EET: Apple has made a sudden shift to the Intel microprocessor and, to oversimplify, it basically leaves two major processor architectures dominating the world: Intel and ARM. Is the microprocessor, as we've known it, dead?
East: Gosh, well, from a competitive point of view we still see lots of architectures out there. So, I can't say the microprocessor is dead at all. Today most of the microcontrollers happen to be 8-bit processors, but we believe in the future there's going to be a lot of 32-bit microcontroller designs out there, and we hope that many of them will be ARM-based. It's very interesting that Apple has decided to change its processor, but as far as we're concerned it doesn't really change the future much.
EET: Any potential business for ARM and Apple going forward?
East: ARM is already involved in some of Apple's consumer products. The Apple iPod's a well-known example. We've always steered clear of the desktop, simply because there's more business to be had in the embedded space, which is where we're going. From a common-sense point of view, why waste technical and commercial effort attempting to design perfectly good processors out of desktop PCs when, if you look at a PC from ARM's perspective, there's an opportunity for an ARM in the wireless connection, in the Bluetooth connection, in the printer that's attached to the PC, in the hard-disk drive, in the digital camera that you connect to the PC?
EET: Intel dropped the ARM name and use Xscale as the trade name for its implementation of the ARM architecture, and it's added some new instructions. It seems Intel has wandered off on its own in terms of the license.
East: Intel's one of the very few semiconductor partners that have an architecture license, which explains why there's some additional instructions and that's what the architecture license enables people to do. It's just a different level of differentiation. All of our semiconductor partners market their ARM-based products under family names. Some of them have numerical names and others more descriptive names, like Xscale and [its predecessor, Intel's] StrongARM. That's something we don't particularly get involved in. It's up to the semiconductor partner.
EET: Is ARM concerned about the foundry model going forward, where increasing R&D costs threaten to contract the foundry world down to maybe one or two players?
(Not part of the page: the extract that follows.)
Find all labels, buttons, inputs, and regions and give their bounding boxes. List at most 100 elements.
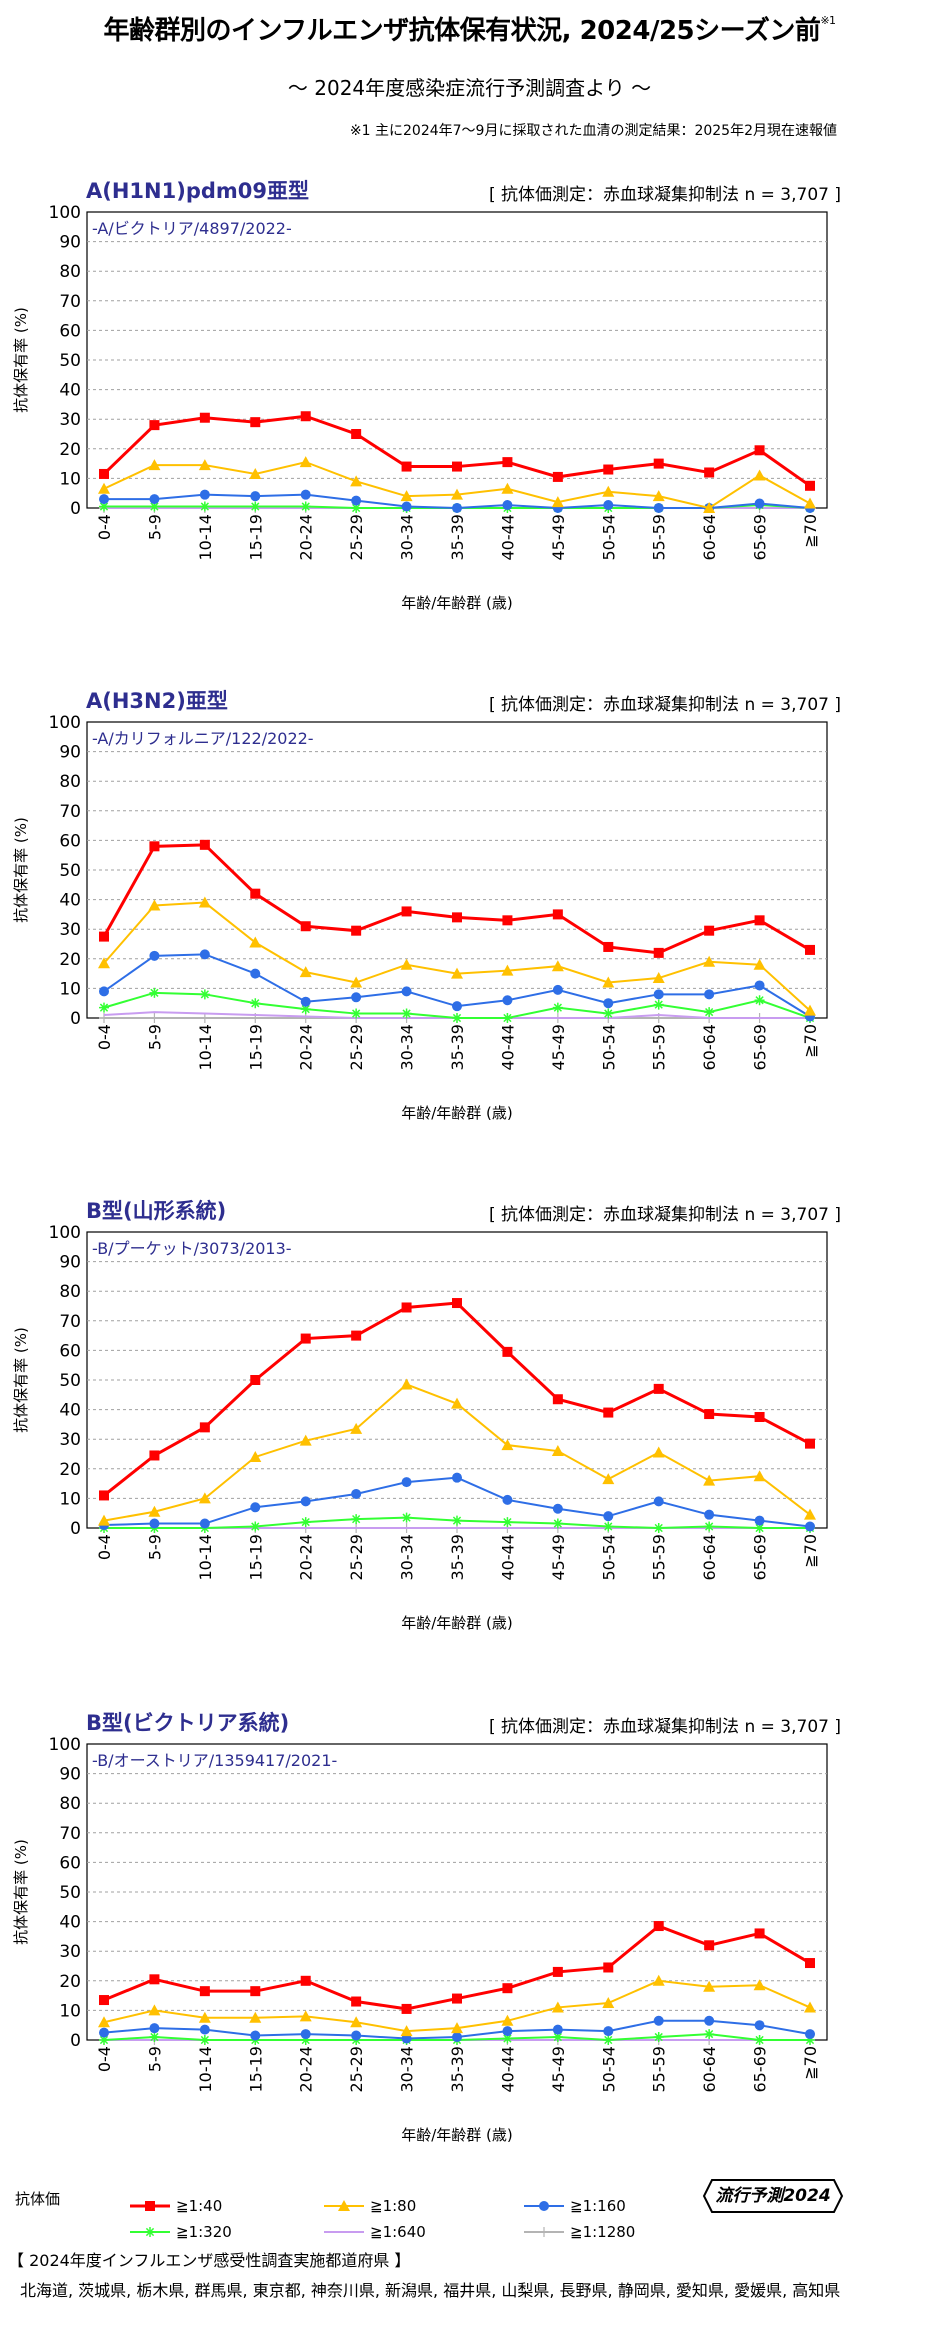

East: Increasing complexity generally leads to some kind of consolidation, until there's some discontinuity and the whole cycle starts again. So in basic CMOS technology, we're going to see fewer companies owning the fabs going forward. That's pretty clear from where we sit today. However, there will probably be some discontinuities, and there will be the emergence of other players doing other things. We don't particularly see it as a problem.
EET: IP protection in China is still an unsettling issue. Does this raise special concerns for an IP company like ARM?
East: It doesn't raise special challenges. As I said earlier, we defend our IP and take steps to protect it, but I think the opportunity far outweighs the threat in that regard. Also, I think the general climate toward respect for IP in China will change.